Em 2014, quando dedicou um ciclo de cinema a Cunha Telles, a Cinemateca Portuguesa lembrava que o produtor criou o curso universitário de Cinema Experimental, “que formou grande parte da geração de técnicos do Cinema Novo”, e teve também um papel importante na distribuição, a partir de 1973, com a Animatógrafo.

“O seu papel como distribuidor, alicerçado numa lógica cinéfila que cultivou na Cinemateca Francesa nos tempos de estudante, é igualmente notável, tendo sido responsável pela exibição em Portugal de filmes clássicos de cineastas como Sergei Eisenstein, Jean Renoir, Jean Vigo, Roberto Rossellini, bem como de cineastas então emergentes: Nagisa Oshima, Alain Tanner, Bernardo Bertolucci e Glauber Rocha”, sublinhou a Cinemateca.

No currículo de Cunha Telles, enquanto produtor associado, ficam ainda filmes como “Angústia” (1964), de François Truffaut, “O barbeiro da Sibéria” (1998), de Nikita Mikhalkov, “Belle Époque” (1992), de Fernando Trueba, e “A filha de D’Artagnan” (1994), de Bertrand Tavernier, todos parcialmente rodados em Portugal.

A biografia oficial lembra que António da Cunha Telles fundou a distribuidora Animatógrafo, “considerada uma revolução no tipo de cinema visto em Portugal”, permitindo a chegada de filmes de realizadores como Sergei Eisenstein, Glauber Rocha, Bernardo Bertollucci, François Truffaut e Jean-Luc Godard.
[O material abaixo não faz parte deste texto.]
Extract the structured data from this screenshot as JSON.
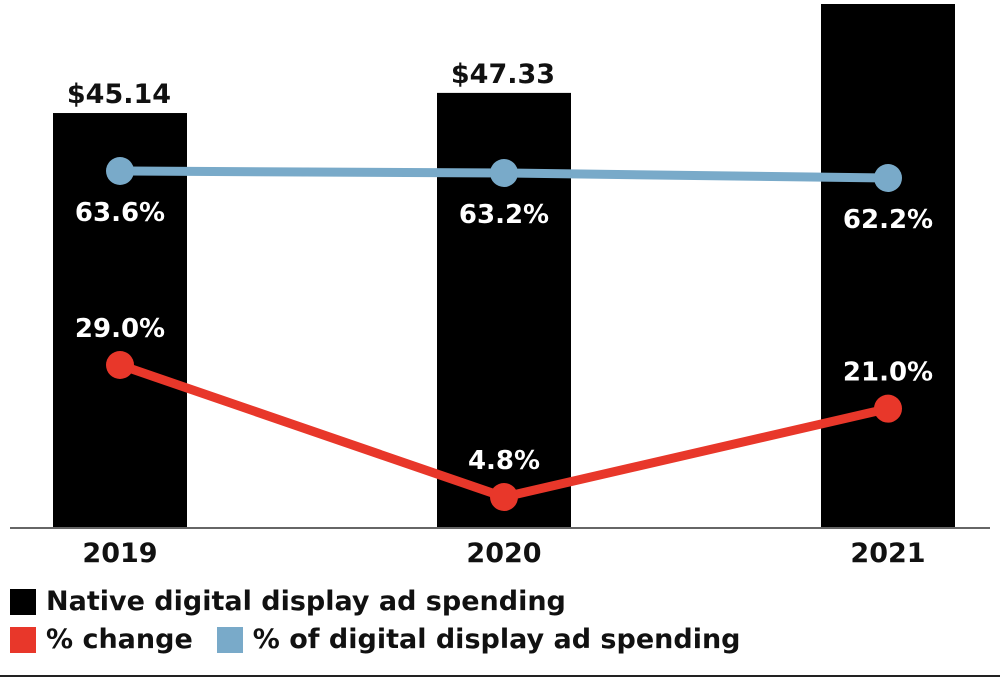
{
  "chart_data": {
    "type": "bar",
    "categories": [
      "2019",
      "2020",
      "2021"
    ],
    "ylim": [
      0,
      57
    ],
    "series": [
      {
        "name": "Native digital display ad spending",
        "kind": "bar",
        "color": "#000000",
        "values": [
          45.14,
          47.33,
          57.0
        ],
        "labels": [
          "$45.14",
          "$47.33",
          ""
        ]
      },
      {
        "name": "% of digital display ad spending",
        "kind": "line",
        "color": "#79aac9",
        "values": [
          63.6,
          63.2,
          62.2
        ],
        "labels": [
          "63.6%",
          "63.2%",
          "62.2%"
        ]
      },
      {
        "name": "% change",
        "kind": "line",
        "color": "#e8372a",
        "values": [
          29.0,
          4.8,
          21.0
        ],
        "labels": [
          "29.0%",
          "4.8%",
          "21.0%"
        ]
      }
    ],
    "legend_placement": "bottom"
  },
  "legend": {
    "items": [
      {
        "label": "Native digital display ad spending",
        "color": "#000000"
      },
      {
        "label": "% change",
        "color": "#e8372a"
      },
      {
        "label": "% of digital display ad spending",
        "color": "#79aac9"
      }
    ]
  }
}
António da Cunha Telles voltaria a assinar dezenas de produções de cinema, em particular a partir dos anos 1980, como “O Bobo” (1982), de José Álvaro de Morais, “Balada da Praia dos Cães” (1986), de José Fonseca e Costa, “O Fio do Horizonte” (1993), de Fernando Lopes, “Aqui na Terra” (1993), de João Botelho, e “Terra Sonâmbula” (2006), de Teresa Prata.

Também produziu telefilmes, em particular para a SIC, nomeadamente “Monsanto” (2000), de Ruy Guerra, “Mustang” (2000), de Leonel Vieira, e “Facas e Anjos” (2000), de Eduardo Guedes.

Apesar dessa multiplicação de funções no cinema, na produção, distribuição e formação, e em cargos diretivos, na administração do antigo Instituto Português de Cinema e na Tobis, Cunha Telles admitia em 2017: “No meu íntimo sou mais realizador do que produtor”.

A estreia de António da Cunha Telles nas longas-metragens de ficção aconteceu em 1970 com “O Cerco”, protagonizado por Maria Cabral e apresentado naquele ano em Cannes.

Também participou no filme coletivo “As Armas e o Povo” (1975), que retrata o período vivido em Portugal entre o 25 de Abril e o 01 de maio de 1974.

Nas décadas seguintes, António da Cunha Telles realizaria menos de uma dezena de filmes, como “Meus Amigos” (1974), o documentário “Continuar a Viver ou os Índios da Meia Praia” (1976), “Pandora” (1993) e “Kiss Me” (2004).

António da Cunha Telles, membro honorário da Academia Portuguesa de Cinema, foi agraciado em 2018 pela Presidência da República com o grau de Grande-oficial da Ordem do Infante D. Henrique.